In only one year, Joseph Alan Smith (’16 performing arts) went from studying great actors at Iowa State to auditioning them for his very own show.
“An actor from NBC’s This Is Us auditioned for a role [in my show], which is just crazy,” he said. “The fact that people are responding to this material – I’m crying tears of joy. I’m so excited to be sharing this story with others beyond the cast and crew.”
The show is Outed, a web TV series being filmed in Iowa with support from the Iowa Arts Council. While the idea behind the show was inspired by Smith’s personal experiences in high school, it was timely advice during an ISU trip that gave him the motivation to write it.
“In 2014, I went to New York City with Iowa State Singers and the choral department,” he said. “While there, I met with Adam Ben-David, associate music director of Broadway’s The Book of Mormon. He gave me the single best piece of advice, which was to ‘write for yourself.’”
Smith went to work. First, he used an Iowa State Focus Art Grant to write Holloway, a musical based on the real-life disappearance of teenager Natalee Holloway who vanished during a high school graduation trip to Aruba in 2005. Smith’s show had its New York debut at Feinstein’s/54 Below, a premier Broadway supper club.
Following Holloway, Smith penned something more personal, Outed. The web TV series, which just wrapped production on its first season, tells a modern coming of age story about two gay high school seniors whose closeted relationship is exposed to their peers.
Filmed in Iowa, the show has attracted award-winning talent to its cast.
“I recently cast Alice Ripley, Tony Award winner from the Pulitzer Prize winning musical Next to Normal,” Smith said. “Thank goodness I don’t have to act opposite of her yet. The fact that we studied Pulitzer Prize winning shows in musical theatre class and that was one of them is wackadoo. I’m literally beside myself.”
Filming has provided fun moments, like the time Smith and his co-star ate endless amounts of popcorn for a scene, or a party scene that required a dance marathon.
Smith’s performing arts degree from Iowa State has given him the foundation to succeed in any creative genre.
“I’m discovering so much about myself, my process and realizing that film isn’t as much of a foreign concept as one thinks it might be. There are similar techniques, from an acting perspective, that we use both in theatre and film.”
He has also been assisting the main editor by learning editing and sound on the go, as well as selecting the music to shape the tone of the series.
“You have to rely on your training and where the story is going to be able to make informed decisions. That also allows me to combine both my love of music and theatre!”
While he continues to work on Outed, Smith is also exploring additional producing roles and is developing short films to submit to film festivals in the future. He advises future Iowa State students to pursue their passions with the same wholehearted approach.

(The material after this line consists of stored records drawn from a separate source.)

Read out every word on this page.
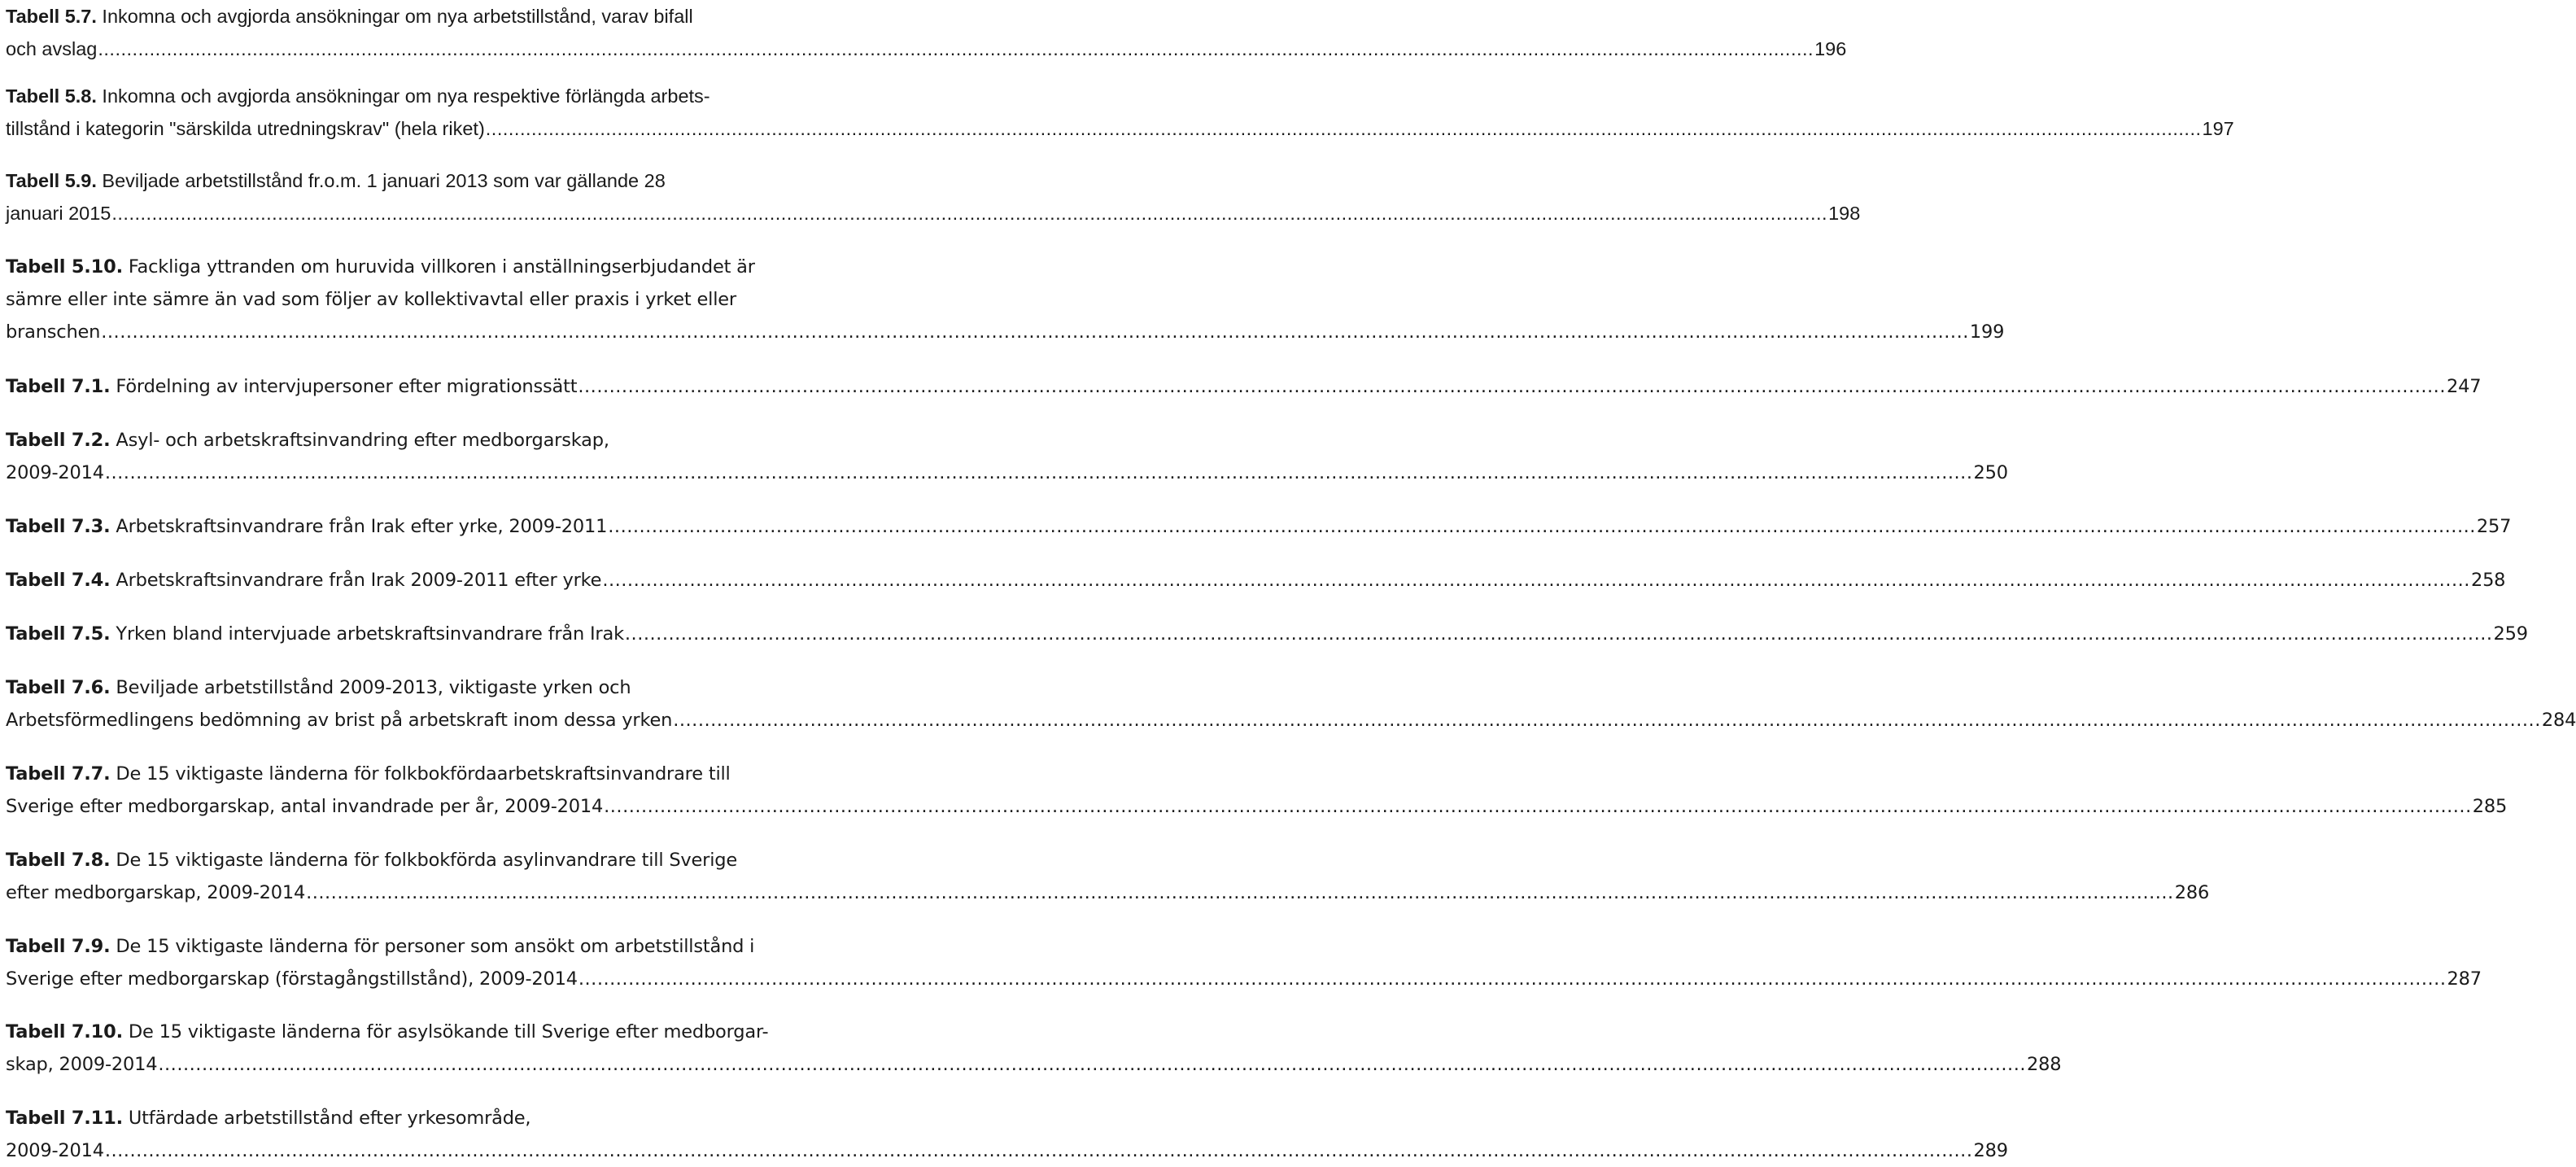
Tabell 5.7. Inkomna och avgjorda ansökningar om nya arbetstillstånd, varav bifall
och avslag ............................................................................................................................................................................................................................................................................................................ 196
Tabell 5.8. Inkomna och avgjorda ansökningar om nya respektive förlängda arbets-
tillstånd i kategorin "särskilda utredningskrav" (hela riket) ............................................................................................................................................................................................................................................................................................................ 197
Tabell 5.9. Beviljade arbetstillstånd fr.o.m. 1 januari 2013 som var gällande 28
januari 2015 ............................................................................................................................................................................................................................................................................................................ 198
Tabell 5.10. Fackliga yttranden om huruvida villkoren i anställningserbjudandet är
sämre eller inte sämre än vad som följer av kollektivavtal eller praxis i yrket eller
branschen ............................................................................................................................................................................................................................................................................................................ 199
Tabell 7.1. Fördelning av intervjupersoner efter migrationssätt ............................................................................................................................................................................................................................................................................................................ 247
Tabell 7.2. Asyl- och arbetskraftsinvandring efter medborgarskap,
2009-2014 ............................................................................................................................................................................................................................................................................................................ 250
Tabell 7.3. Arbetskraftsinvandrare från Irak efter yrke, 2009-2011 ............................................................................................................................................................................................................................................................................................................ 257
Tabell 7.4. Arbetskraftsinvandrare från Irak 2009-2011 efter yrke ............................................................................................................................................................................................................................................................................................................ 258
Tabell 7.5. Yrken bland intervjuade arbetskraftsinvandrare från Irak ............................................................................................................................................................................................................................................................................................................ 259
Tabell 7.6. Beviljade arbetstillstånd 2009-2013, viktigaste yrken och
Arbetsförmedlingens bedömning av brist på arbetskraft inom dessa yrken ............................................................................................................................................................................................................................................................................................................ 284
Tabell 7.7. De 15 viktigaste länderna för folkbokfördaarbetskraftsinvandrare till
Sverige efter medborgarskap, antal invandrade per år, 2009-2014 ............................................................................................................................................................................................................................................................................................................ 285
Tabell 7.8. De 15 viktigaste länderna för folkbokförda asylinvandrare till Sverige
efter medborgarskap, 2009-2014 ............................................................................................................................................................................................................................................................................................................ 286
Tabell 7.9. De 15 viktigaste länderna för personer som ansökt om arbetstillstånd i
Sverige efter medborgarskap (förstagångstillstånd), 2009-2014 ............................................................................................................................................................................................................................................................................................................ 287
Tabell 7.10. De 15 viktigaste länderna för asylsökande till Sverige efter medborgar-
skap, 2009-2014 ............................................................................................................................................................................................................................................................................................................ 288
Tabell 7.11. Utfärdade arbetstillstånd efter yrkesområde,
2009-2014 ............................................................................................................................................................................................................................................................................................................ 289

“My advice, as corny as it may sound, is to never give up and to literally dive in,” he said. “Try anything once. More than once. Don’t be afraid to be honestly yourself. Your perspective is different and can offer something great to the craft. Outside of that, create, create, create. Create opportunities for yourself and your friends. Don’t wait for them to come. Chase after them!”
Outed will be released this fall online.